Él puso cara de funeral, lo cogió y se volvió. Y yo, muy risueña, le grité: ¡Pregunta a tu madre, seguro que en la Visa tiene para cubrir eso y más!

Vi cómo se le helaba la sangre al comprender que tendría que recurrir a Carmen. Fue glorioso.

El resto del vuelo, la suite de primera se les hizo más larga que la reconquista. Íñigo y Carmen, en completo silencio, y yo en turista, disfrutando de la fiesta.

Cuando aterrizamos, Íñigo no era persona y la abuela Carmen, lista como es, se fue directa al baño para dejarle solo en el desastre.

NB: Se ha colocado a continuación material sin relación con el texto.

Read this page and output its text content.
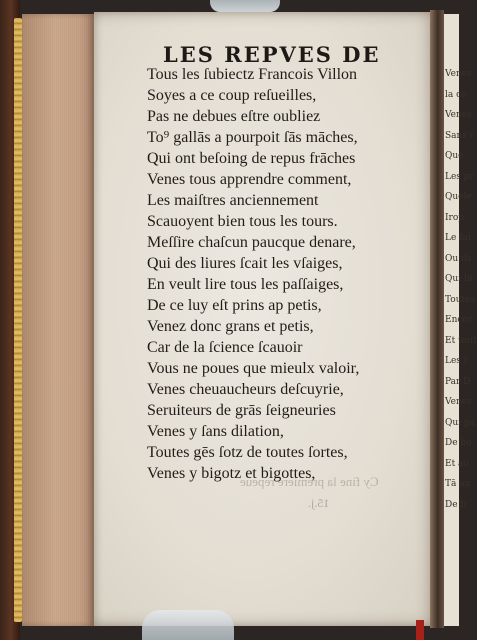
Cy fine la premiere repeue
15.j.
LES REPVES DE
Tous les ſubiectz Francois Villon
Soyes a ce coup reſueilles,
Pas ne debues eſtre oubliez
To⁹ gallās a pourpoit ſās māches,
Qui ont beſoing de repus frāches
Venes tous apprendre comment,
Les maiſtres anciennement
Scauoyent bien tous les tours.
Meſſire chaſcun paucque denare,
Qui des liures ſcait les vſaiges,
En veult lire tous les paſſaiges,
De ce luy eſt prins ap petis,
Venez donc grans et petis,
Car de la ſcience ſcauoir
Vous ne poues que mieulx valoir,
Venes cheuaucheurs deſcuyrie,
Seruiteurs de grās ſeigneuries
Venes y ſans dilation,
Toutes gēs ſotz de toutes ſortes,
Venes y bigotz et bigottes,
Venez
la co
Venes
Sans r
Que
Les pr
Quele
Irop
Le fai
Ou ils
Qui bi
Toutes
Encor
Et tout
Les f
Par D
Venes
Qui pa
De bo
Et au
Tā au
De b
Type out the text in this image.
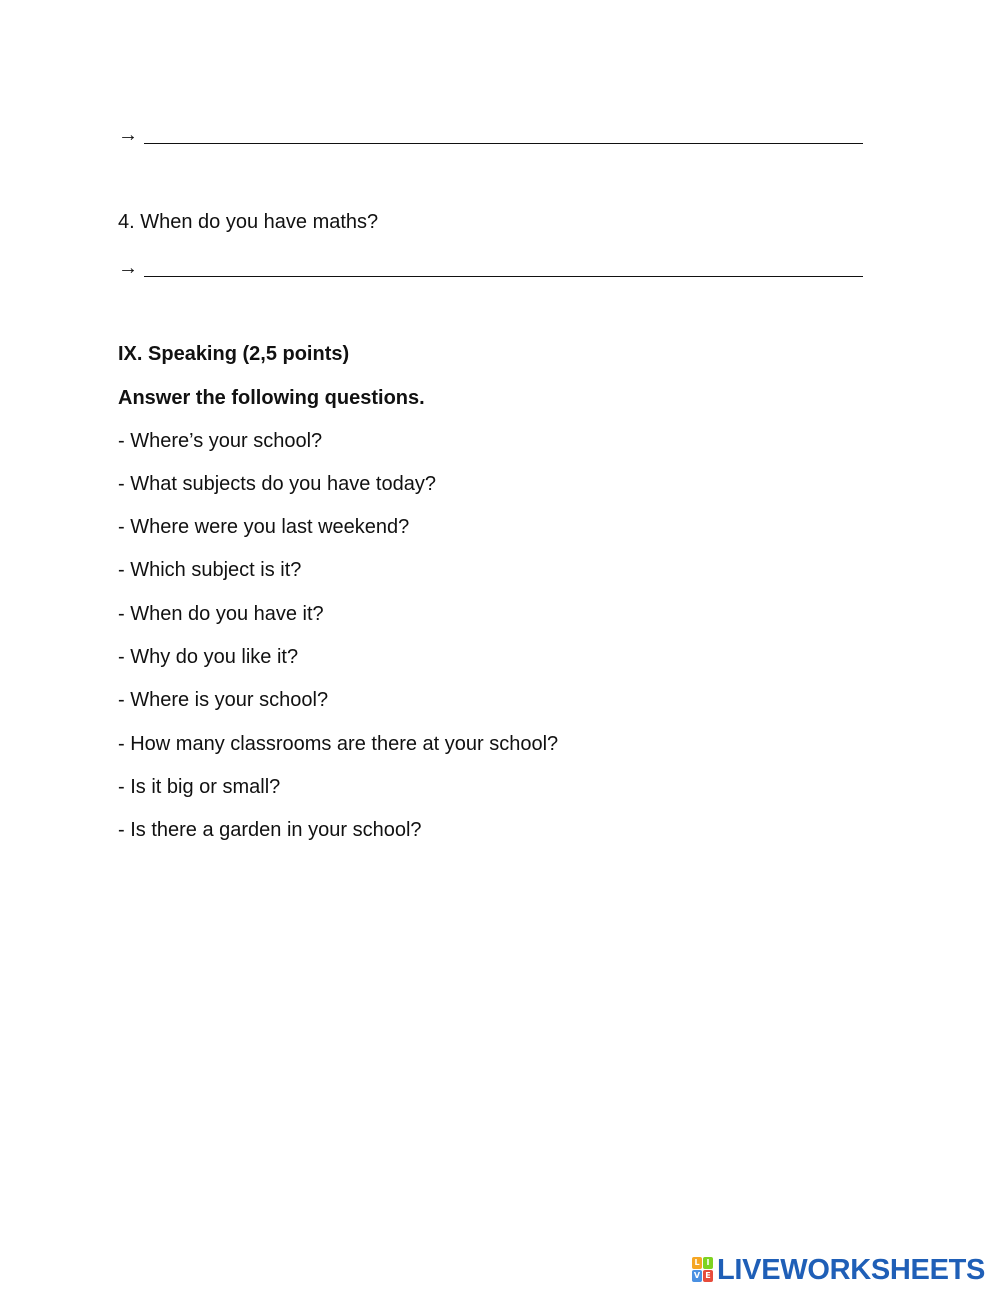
→
4. When do you have maths?
→
IX. Speaking (2,5 points)
Answer the following questions.
- Where’s your school?
- What subjects do you have today?
- Where were you last weekend?
- Which subject is it?
- When do you have it?
- Why do you like it?
- Where is your school?
- How many classrooms are there at your school?
- Is it big or small?
- Is there a garden in your school?
L I
V E LIVEWORKSHEETS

Él repasó mil veces cada cremallera. Yo, con cara angelical: Igual lo has dejado en casa, Íñigo, que a veces se te va el santo al cielo

La puntilla final: Bueno, al menos has probado lo bueno, ¿no? – Sí, maravilloso, gruñó. Casi temí que me pidiera el divorcio, pero me limité a apretar mi bolso, donde aún guardaba el monedero.

Aún no he decidido si dárselo hoy o darme primero un caprichito en Gran Vía con su tarjeta.

En fin, que esto de la justicia poética, a veces, sienta mejor que un vermut de domingo en La Latina. Si algún día vuestro consorte os deja en turista mientras él se va de lujo, no dudéis: la creatividad española da para todo.

Hasta el próximo vuelo, querido diario.